E ancora: Lea Garofalo, 35 anni, testimone di giustizia, vittima della 'ndrangheta, dal 2002 decise di testimoniare sulle faide interne tra la sua famiglia e quella del suo ex compagno Carlo Cosco (Petilia Policastro, 24 aprile 1974 - Milano, 24 novembre 2009); Giuseppe "Peppe" "Peppino" Diana, 35 anni, presbitero, insegnante, attivista e scout italiano, assassinato dalla camorra per il suo impegno antimafia speso prevalentemente tra i giovanissimi di Casal di Principe (Casal di Principe, 4 luglio 1958 - Casal di Principe, 19 marzo 1994); Renata Fonte (Nardò, 10 marzo 1951 - Nardò, 31 marzo 1984) politica italiana, prima donna nel 1982 ad assumere la carica di assessora alla cultura e alla pubblica istruzione, vittima di mafia per aver denunciato la speculazione edilizia che stava interessando l'area di Porto Selvaggio.

Nella lista compaiono anche Bruno Caccia, 66 anni, magistrato ucciso dalla 'ndrangheta mentre ricopriva l'incarico di Procuratore Capo della Repubblica a Torino (Cuneo, 16 novembre 1917 - Torino, 26 giugno 1983); Gelsomina Verde, 22 anni, torturata e uccisa dalla camorra, dopo le sevizie il corpo venne dato alle fiamme all'interno della sua auto.

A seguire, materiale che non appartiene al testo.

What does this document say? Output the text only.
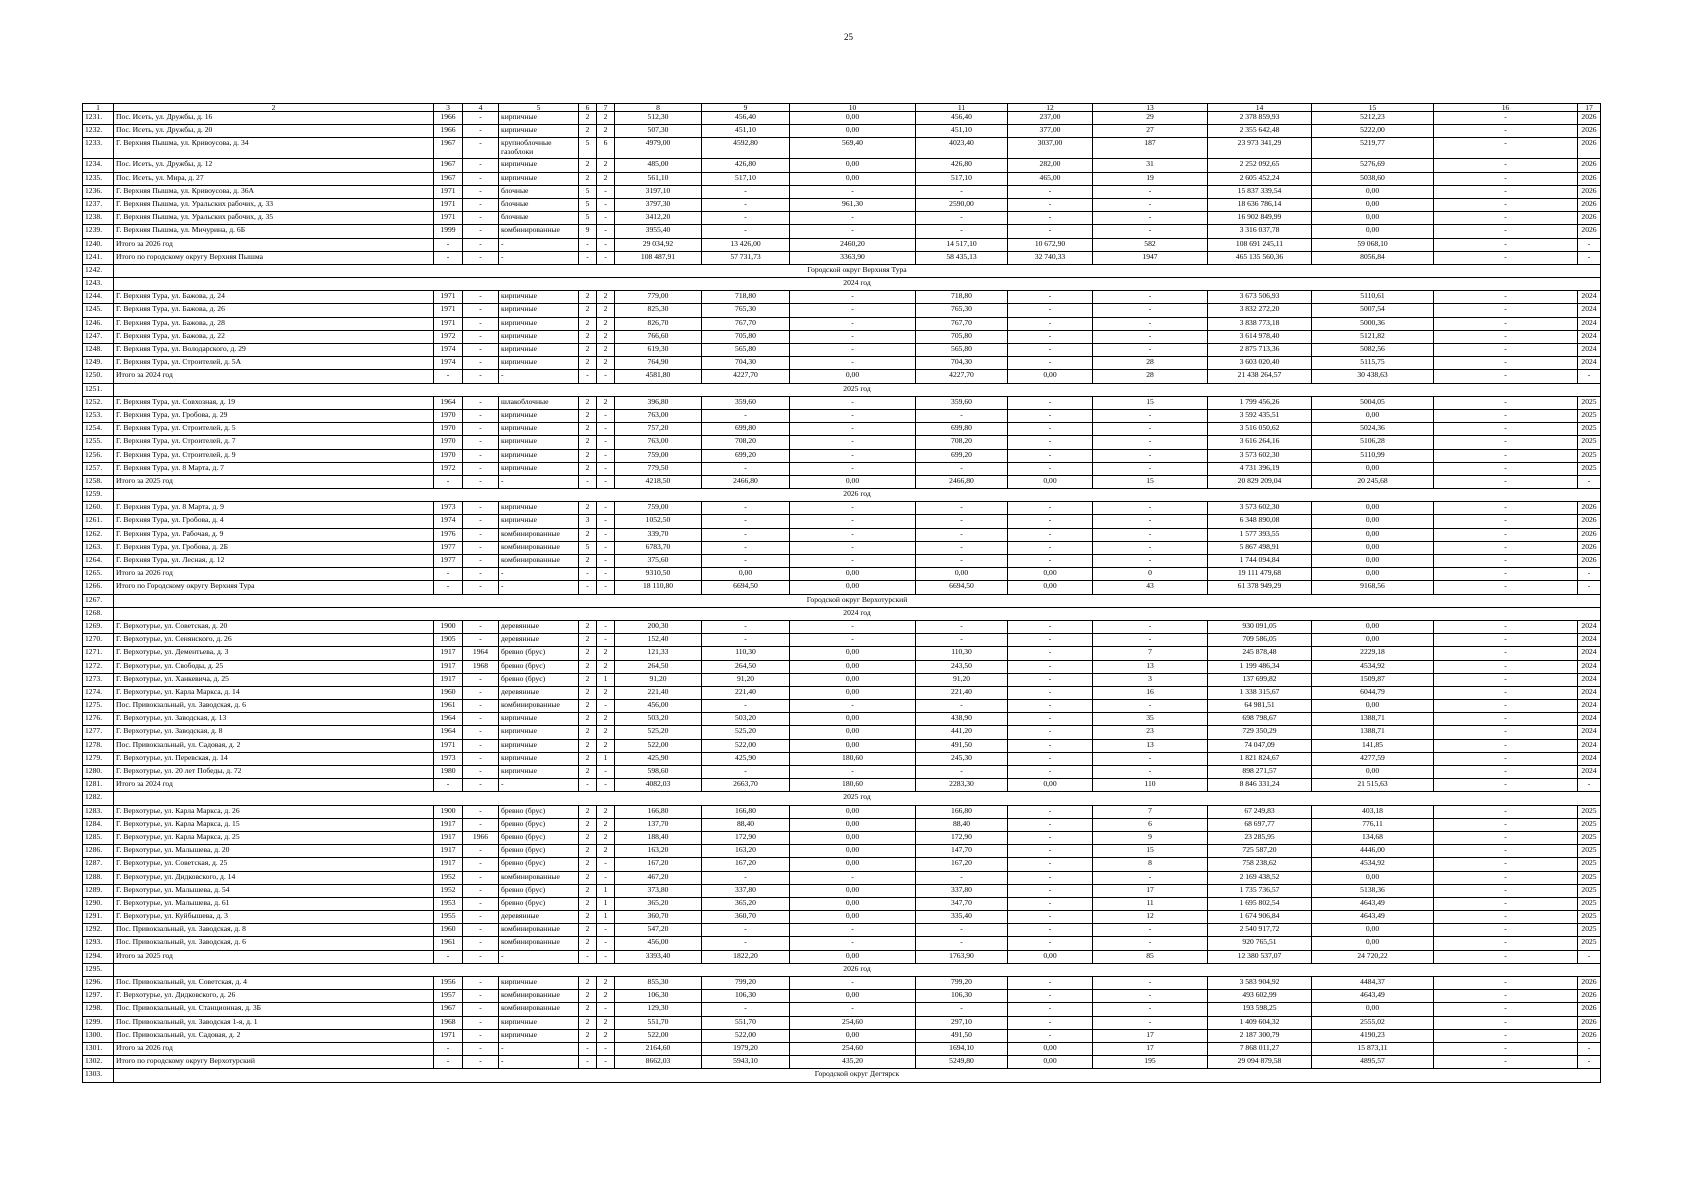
25
1	2	3	4	5	6	7	8	9	10	11	12	13	14	15	16	17
1231.	Пос. Исеть, ул. Дружбы, д. 16	1966	-	кирпичные	2	2	512,30	456,40	0,00	456,40	237,00	29	2 378 859,93	5212,23	-	2026
1232.	Пос. Исеть, ул. Дружбы, д. 20	1966	-	кирпичные	2	2	507,30	451,10	0,00	451,10	377,00	27	2 355 642,48	5222,00	-	2026
1233.	Г. Верхняя Пышма, ул. Кривоусова, д. 34	1967	-	крупноблочные газоблоки	5	6	4979,00	4592,80	569,40	4023,40	3037,00	187	23 973 341,29	5219,77	-	2026
1234.	Пос. Исеть, ул. Дружбы, д. 12	1967	-	кирпичные	2	2	485,00	426,80	0,00	426,80	282,00	31	2 252 092,65	5276,69	-	2026
1235.	Пос. Исеть, ул. Мира, д. 27	1967	-	кирпичные	2	2	561,10	517,10	0,00	517,10	465,00	19	2 605 452,24	5038,60	-	2026
1236.	Г. Верхняя Пышма, ул. Кривоусова, д. 36А	1971	-	блочные	5	-	3197,10	-	-	-	-	-	15 837 339,54	0,00	-	2026
1237.	Г. Верхняя Пышма, ул. Уральских рабочих, д. 33	1971	-	блочные	5	-	3797,30	-	961,30	2590,00	-	-	18 636 786,14	0,00	-	2026
1238.	Г. Верхняя Пышма, ул. Уральских рабочих, д. 35	1971	-	блочные	5	-	3412,20	-	-	-	-	-	16 902 849,99	0,00	-	2026
1239.	Г. Верхняя Пышма, ул. Мичурина, д. 6Б	1999	-	комбинированные	9	-	3955,40	-	-	-	-	-	3 316 037,78	0,00	-	2026
1240.	Итого за 2026 год	-	-	-	-	-	29 034,92	13 426,00	2460,20	14 517,10	10 672,90	582	108 691 245,11	59 068,10	-	-
1241.	Итого по городскому округу Верхняя Пышма	-	-	-	-	-	108 487,91	57 731,73	3363,90	58 435,13	32 740,33	1947	465 135 560,36	8056,84	-	-
1242.	Городской округ Верхняя Тура															
1243.	2024 год															
1244.	Г. Верхняя Тура, ул. Бажова, д. 24	1971	-	кирпичные	2	2	779,00	718,80	-	718,80	-	-	3 673 506,93	5110,61	-	2024
1245.	Г. Верхняя Тура, ул. Бажова, д. 26	1971	-	кирпичные	2	2	825,30	765,30	-	765,30	-	-	3 832 272,20	5007,54	-	2024
1246.	Г. Верхняя Тура, ул. Бажова, д. 28	1971	-	кирпичные	2	2	826,70	767,70	-	767,70	-	-	3 838 773,18	5000,36	-	2024
1247.	Г. Верхняя Тура, ул. Бажова, д. 22	1972	-	кирпичные	2	2	766,60	705,80	-	705,80	-	-	3 614 978,40	5121,82	-	2024
1248.	Г. Верхняя Тура, ул. Володарского, д. 29	1974	-	кирпичные	2	2	619,30	565,80	-	565,80	-	-	2 875 713,36	5082,56	-	2024
1249.	Г. Верхняя Тура, ул. Строителей, д. 5А	1974	-	кирпичные	2	2	764,90	704,30	-	704,30	-	28	3 603 020,40	5115,75	-	2024
1250.	Итого за 2024 год	-	-	-	-	-	4581,80	4227,70	0,00	4227,70	0,00	28	21 438 264,57	30 438,63	-	-
1251.	2025 год															
1252.	Г. Верхняя Тура, ул. Совхозная, д. 19	1964	-	шлакоблочные	2	2	396,80	359,60	-	359,60	-	15	1 799 456,26	5004,05	-	2025
1253.	Г. Верхняя Тура, ул. Гробова, д. 29	1970	-	кирпичные	2	-	763,00	-	-	-	-	-	3 592 435,51	0,00	-	2025
1254.	Г. Верхняя Тура, ул. Строителей, д. 5	1970	-	кирпичные	2	-	757,20	699,80	-	699,80	-	-	3 516 050,62	5024,36	-	2025
1255.	Г. Верхняя Тура, ул. Строителей, д. 7	1970	-	кирпичные	2	-	763,00	708,20	-	708,20	-	-	3 616 264,16	5106,28	-	2025
1256.	Г. Верхняя Тура, ул. Строителей, д. 9	1970	-	кирпичные	2	-	759,00	699,20	-	699,20	-	-	3 573 602,30	5110,99	-	2025
1257.	Г. Верхняя Тура, ул. 8 Марта, д. 7	1972	-	кирпичные	2	-	779,50	-	-	-	-	-	4 731 396,19	0,00	-	2025
1258.	Итого за 2025 год	-	-	-	-	-	4218,50	2466,80	0,00	2466,80	0,00	15	20 829 209,04	20 245,68	-	-
1259.	2026 год															
1260.	Г. Верхняя Тура, ул. 8 Марта, д. 9	1973	-	кирпичные	2	-	759,00	-	-	-	-	-	3 573 602,30	0,00	-	2026
1261.	Г. Верхняя Тура, ул. Гробова, д. 4	1974	-	кирпичные	3	-	1052,50	-	-	-	-	-	6 348 890,08	0,00	-	2026
1262.	Г. Верхняя Тура, ул. Рабочая, д. 9	1976	-	комбинированные	2	-	339,70	-	-	-	-	-	1 577 393,55	0,00	-	2026
1263.	Г. Верхняя Тура, ул. Гробова, д. 2Б	1977	-	комбинированные	5	-	6783,70	-	-	-	-	-	5 867 498,91	0,00	-	2026
1264.	Г. Верхняя Тура, ул. Лесная, д. 12	1977	-	комбинированные	2	-	375,60	-	-	-	-	-	1 744 094,84	0,00	-	2026
1265.	Итого за 2026 год	-	-	-	-	-	9310,50	0,00	0,00	0,00	0,00	0	19 111 479,68	0,00	-	-
1266.	Итого по Городскому округу Верхняя Тура	-	-	-	-	-	18 110,80	6694,50	0,00	6694,50	0,00	43	61 378 949,29	9168,56	-	-
1267.	Городской округ Верхотурский															
1268.	2024 год															
1269.	Г. Верхотурье, ул. Советская, д. 20	1900	-	деревянные	2	-	200,30	-	-	-	-	-	930 091,05	0,00	-	2024
1270.	Г. Верхотурье, ул. Сенянского, д. 26	1905	-	деревянные	2	-	152,40	-	-	-	-	-	709 586,05	0,00	-	2024
1271.	Г. Верхотурье, ул. Дементьева, д. 3	1917	1964	бревно (брус)	2	2	121,33	110,30	0,00	110,30	-	7	245 878,48	2229,18	-	2024
1272.	Г. Верхотурье, ул. Свободы, д. 25	1917	1968	бревно (брус)	2	2	264,50	264,50	0,00	243,50	-	13	1 199 486,34	4534,92	-	2024
1273.	Г. Верхотурье, ул. Ханкевича, д. 25	1917	-	бревно (брус)	2	1	91,20	91,20	0,00	91,20	-	3	137 699,82	1509,87	-	2024
1274.	Г. Верхотурье, ул. Карла Маркса, д. 14	1960	-	деревянные	2	2	221,40	221,40	0,00	221,40	-	16	1 338 315,67	6044,79	-	2024
1275.	Пос. Привокзальный, ул. Заводская, д. 6	1961	-	комбинированные	2	-	456,00	-	-	-	-	-	64 981,51	0,00	-	2024
1276.	Г. Верхотурье, ул. Заводская, д. 13	1964	-	кирпичные	2	2	503,20	503,20	0,00	438,90	-	35	698 798,67	1388,71	-	2024
1277.	Г. Верхотурье, ул. Заводская, д. 8	1964	-	кирпичные	2	2	525,20	525,20	0,00	441,20	-	23	729 350,29	1388,71	-	2024
1278.	Пос. Привокзальный, ул. Садовая, д. 2	1971	-	кирпичные	2	2	522,00	522,00	0,00	491,50	-	13	74 047,09	141,85	-	2024
1279.	Г. Верхотурье, ул. Перевская, д. 14	1973	-	кирпичные	2	1	425,90	425,90	180,60	245,30	-	-	1 821 824,67	4277,59	-	2024
1280.	Г. Верхотурье, ул. 20 лет Победы, д. 72	1980	-	кирпичные	2	-	598,60	-	-	-	-	-	898 271,57	0,00	-	2024
1281.	Итого за 2024 год	-	-	-	-	-	4082,03	2663,70	180,60	2283,30	0,00	110	8 846 331,24	21 515,63	-	-
1282.	2025 год															
1283.	Г. Верхотурье, ул. Карла Маркса, д. 26	1900	-	бревно (брус)	2	2	166,80	166,80	0,00	166,80	-	7	67 249,83	403,18	-	2025
1284.	Г. Верхотурье, ул. Карла Маркса, д. 15	1917	-	бревно (брус)	2	2	137,70	88,40	0,00	88,40	-	6	68 697,77	776,11	-	2025
1285.	Г. Верхотурье, ул. Карла Маркса, д. 25	1917	1966	бревно (брус)	2	2	188,40	172,90	0,00	172,90	-	9	23 285,95	134,68	-	2025
1286.	Г. Верхотурье, ул. Малышева, д. 20	1917	-	бревно (брус)	2	2	163,20	163,20	0,00	147,70	-	15	725 587,20	4446,00	-	2025
1287.	Г. Верхотурье, ул. Советская, д. 25	1917	-	бревно (брус)	2	-	167,20	167,20	0,00	167,20	-	8	758 238,62	4534,92	-	2025
1288.	Г. Верхотурье, ул. Дидковского, д. 14	1952	-	комбинированные	2	-	467,20	-	-	-	-	-	2 169 438,52	0,00	-	2025
1289.	Г. Верхотурье, ул. Малышева, д. 54	1952	-	бревно (брус)	2	1	373,80	337,80	0,00	337,80	-	17	1 735 736,57	5138,36	-	2025
1290.	Г. Верхотурье, ул. Малышева, д. 61	1953	-	бревно (брус)	2	1	365,20	365,20	0,00	347,70	-	11	1 695 802,54	4643,49	-	2025
1291.	Г. Верхотурье, ул. Куйбышева, д. 3	1955	-	деревянные	2	1	360,70	360,70	0,00	335,40	-	12	1 674 906,84	4643,49	-	2025
1292.	Пос. Привокзальный, ул. Заводская, д. 8	1960	-	комбинированные	2	-	547,20	-	-	-	-	-	2 540 917,72	0,00	-	2025
1293.	Пос. Привокзальный, ул. Заводская, д. 6	1961	-	комбинированные	2	-	456,00	-	-	-	-	-	920 765,51	0,00	-	2025
1294.	Итого за 2025 год	-	-	-	-	-	3393,40	1822,20	0,00	1763,90	0,00	85	12 380 537,07	24 720,22	-	-
1295.	2026 год															
1296.	Пос. Привокзальный, ул. Советская, д. 4	1956	-	кирпичные	2	2	855,30	799,20	-	799,20	-	-	3 583 904,92	4484,37	-	2026
1297.	Г. Верхотурье, ул. Дидковского, д. 26	1957	-	комбинированные	2	2	106,30	106,30	0,00	106,30	-	-	493 602,99	4643,49	-	2026
1298.	Пос. Привокзальный, ул. Станционная, д. 3Б	1967	-	комбинированные	2	-	129,30	-	-	-	-	-	193 598,25	0,00	-	2026
1299.	Пос. Привокзальный, ул. Заводская 1-я, д. 1	1968	-	кирпичные	2	2	551,70	551,70	254,60	297,10	-	-	1 409 604,32	2555,02	-	2026
1300.	Пос. Привокзальный, ул. Садовая, д. 2	1971	-	кирпичные	2	2	522,00	522,00	0,00	491,50	-	17	2 187 300,79	4190,23	-	2026
1301.	Итого за 2026 год	-	-	-	-	-	2164,60	1979,20	254,60	1694,10	0,00	17	7 868 011,27	15 873,11	-	-
1302.	Итого по городскому округу Верхотурский	-	-	-	-	-	8662,03	5943,10	435,20	5249,80	0,00	195	29 094 879,58	4895,57	-	-
1303.	Городской округ Дегтярск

Estranea agli ambienti criminali lavorava come operaia in una fabbrica di pelletteria e nel tempo libero si occupava di volontariato: la sua "colpa" era quella di essere stata legata sentimentalmente per un breve periodo molti mesi prima di essere uccisa con Gennaro Notturno, parte del cosiddetto clan degli scissionisti di Secondigliano (Napoli, 5 dicembre 1982 - Napoli, 21 novembre 2004) e infine Giovanni Falcone e Paolo Borsellino Magistrati, assassinati dalla mafia nel maggio e nel luglio del 1992 (Palermo, 18 maggio 1939 - Palermo, 23 maggio 1992) (Palermo, 19 gennaio 1940 - Palermo, 19 luglio 1992).